Inflation. It’s one of those economic terms that gets thrown around a lot, but perhaps not explained as much as it should be. I’d like to offer an accessible and brief guide to understanding inflation, mostly for intro economics students but also for anyone that may find themselves in a situation where someone tries to tell you that inflation is “bad” or “good”. Inflation is a necessary part of our current and modern economy. It is neither good nor bad, it simply exists, and there are benefits and consequences to relatively higher or lower inflation.
The debate on inflation should always be about whether one believes the inflation should be higher or lower, and include discussion on the possible consequences. Let me emphasize, this is a should question. Most economists can agree on a range of acceptable inflation, the debate is mostly over the optimal rate of inflation. When someone says “bad inflation”, you might be better off thinking in your head “non-ideal” inflation. Sometimes there truly is bad inflation, but not in the US for the past decade.
Here is an infographic from Mint.com. This infographic is a great place for you to start, despite the giant misleading dinosaur that threats to eat your investments. If you click on it, you can go straight to their site.
There are a couple things this infographic may still leave you wondering like..
How is Inflation calculated?
Every month, the Office for National Statistics gather the prices of hundreds of thousands of goods and services all across the country. The rise in these prices from one time period to another embodies the Consumer Price Index. The CPI is then used to calculate inflation. It’s not a perfect system, but the full process is complicated and generally considered accurate. Specific goods are given more or less weight, depending on how much consumers spend on them, and goods are tracked so that identical products are compared from month to month.
What is the Fed?
The Federal Reserve is the central banking system of the United States. It’s main purpose is to conduct Monetary Policy and maintain a stable economy. It typically operates separately from the United States government, although it’s members are chosen by the President and Congress.
So really though.. what about the gold standard?

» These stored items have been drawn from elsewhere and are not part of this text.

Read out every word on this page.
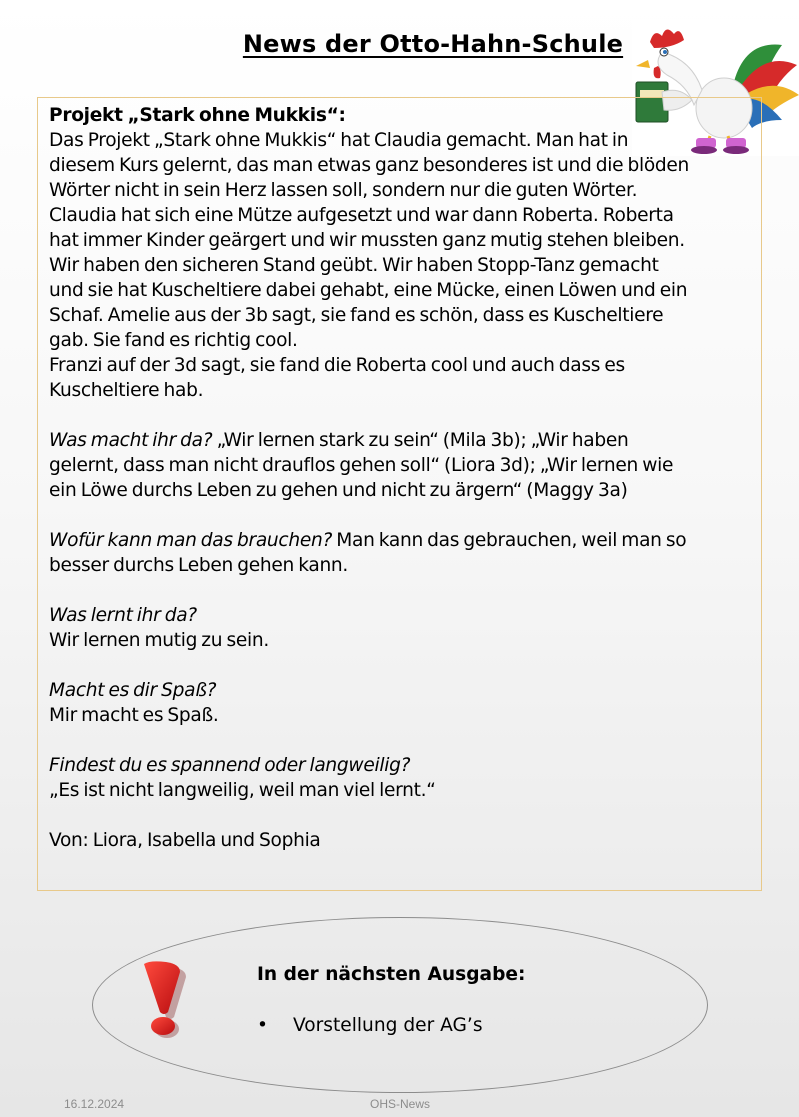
News der Otto-Hahn-Schule
Projekt „Stark ohne Mukkis“:
Das Projekt „Stark ohne Mukkis“ hat Claudia gemacht. Man hat in
diesem Kurs gelernt, das man etwas ganz besonderes ist und die blöden
Wörter nicht in sein Herz lassen soll, sondern nur die guten Wörter.
Claudia hat sich eine Mütze aufgesetzt und war dann Roberta. Roberta
hat immer Kinder geärgert und wir mussten ganz mutig stehen bleiben.
Wir haben den sicheren Stand geübt. Wir haben Stopp-Tanz gemacht
und sie hat Kuscheltiere dabei gehabt, eine Mücke, einen Löwen und ein
Schaf. Amelie aus der 3b sagt, sie fand es schön, dass es Kuscheltiere
gab. Sie fand es richtig cool.
Franzi auf der 3d sagt, sie fand die Roberta cool und auch dass es
Kuscheltiere hab.
Was macht ihr da? „Wir lernen stark zu sein“ (Mila 3b); „Wir haben
gelernt, dass man nicht drauflos gehen soll“ (Liora 3d); „Wir lernen wie
ein Löwe durchs Leben zu gehen und nicht zu ärgern“ (Maggy 3a)
Wofür kann man das brauchen? Man kann das gebrauchen, weil man so
besser durchs Leben gehen kann.
Was lernt ihr da?
Wir lernen mutig zu sein.
Macht es dir Spaß?
Mir macht es Spaß.
Findest du es spannend oder langweilig?
„Es ist nicht langweilig, weil man viel lernt.“
Von: Liora, Isabella und Sophia
In der nächsten Ausgabe:
• Vorstellung der AG’s
16.12.2024	OHS-News
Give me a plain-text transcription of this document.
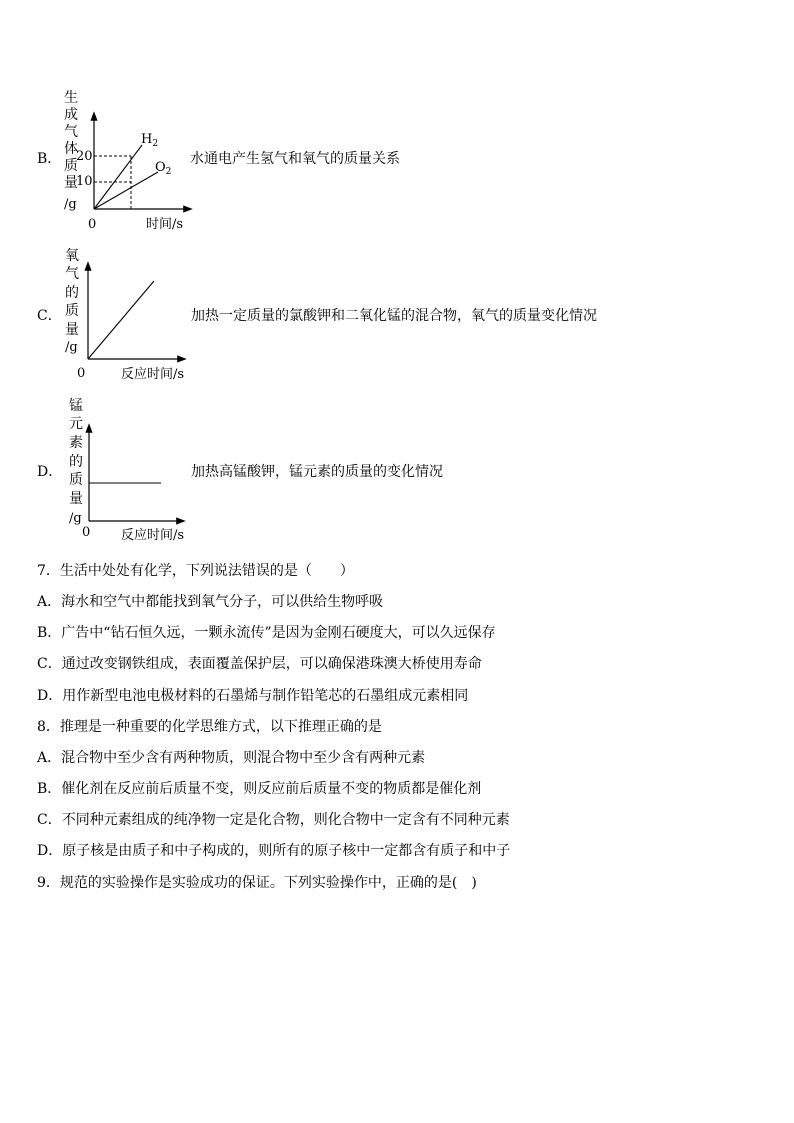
B．
生
成
气
体
质
量
/g
20
10
$H_2$
$O_2$
0	时间/s
水通电产生氢气和氧气的质量关系
C．
氧
气
的
质
量
/g
0	反应时间/s
加热一定质量的氯酸钾和二氧化锰的混合物，氧气的质量变化情况
D．
锰
元
素
的
质
量
/g
0 反应时间/s
加热高锰酸钾，锰元素的质量的变化情况
7．生活中处处有化学，下列说法错误的是（　　）
A．海水和空气中都能找到氧气分子，可以供给生物呼吸
B．广告中“钻石恒久远，一颗永流传”是因为金刚石硬度大，可以久远保存
C．通过改变钢铁组成，表面覆盖保护层，可以确保港珠澳大桥使用寿命
D．用作新型电池电极材料的石墨烯与制作铅笔芯的石墨组成元素相同
8．推理是一种重要的化学思维方式，以下推理正确的是
A．混合物中至少含有两种物质，则混合物中至少含有两种元素
B．催化剂在反应前后质量不变，则反应前后质量不变的物质都是催化剂
C．不同种元素组成的纯净物一定是化合物，则化合物中一定含有不同种元素
D．原子核是由质子和中子构成的，则所有的原子核中一定都含有质子和中子
9．规范的实验操作是实验成功的保证。下列实验操作中，正确的是(　)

Remember the section about hyperinflation, where they mentioned people will use their currency to buy up tangible items? Gold is one of those items. It has intrinsic value that is recognized worldwide, and some feel more secure in the value of gold then government issued paper. (Which, surprise, is what Dollars are.) However, there are many problems with “going back to the gold standard”. The world economy is much larger than the last time we were on the gold standard, and gold has a new role as an important component in computers.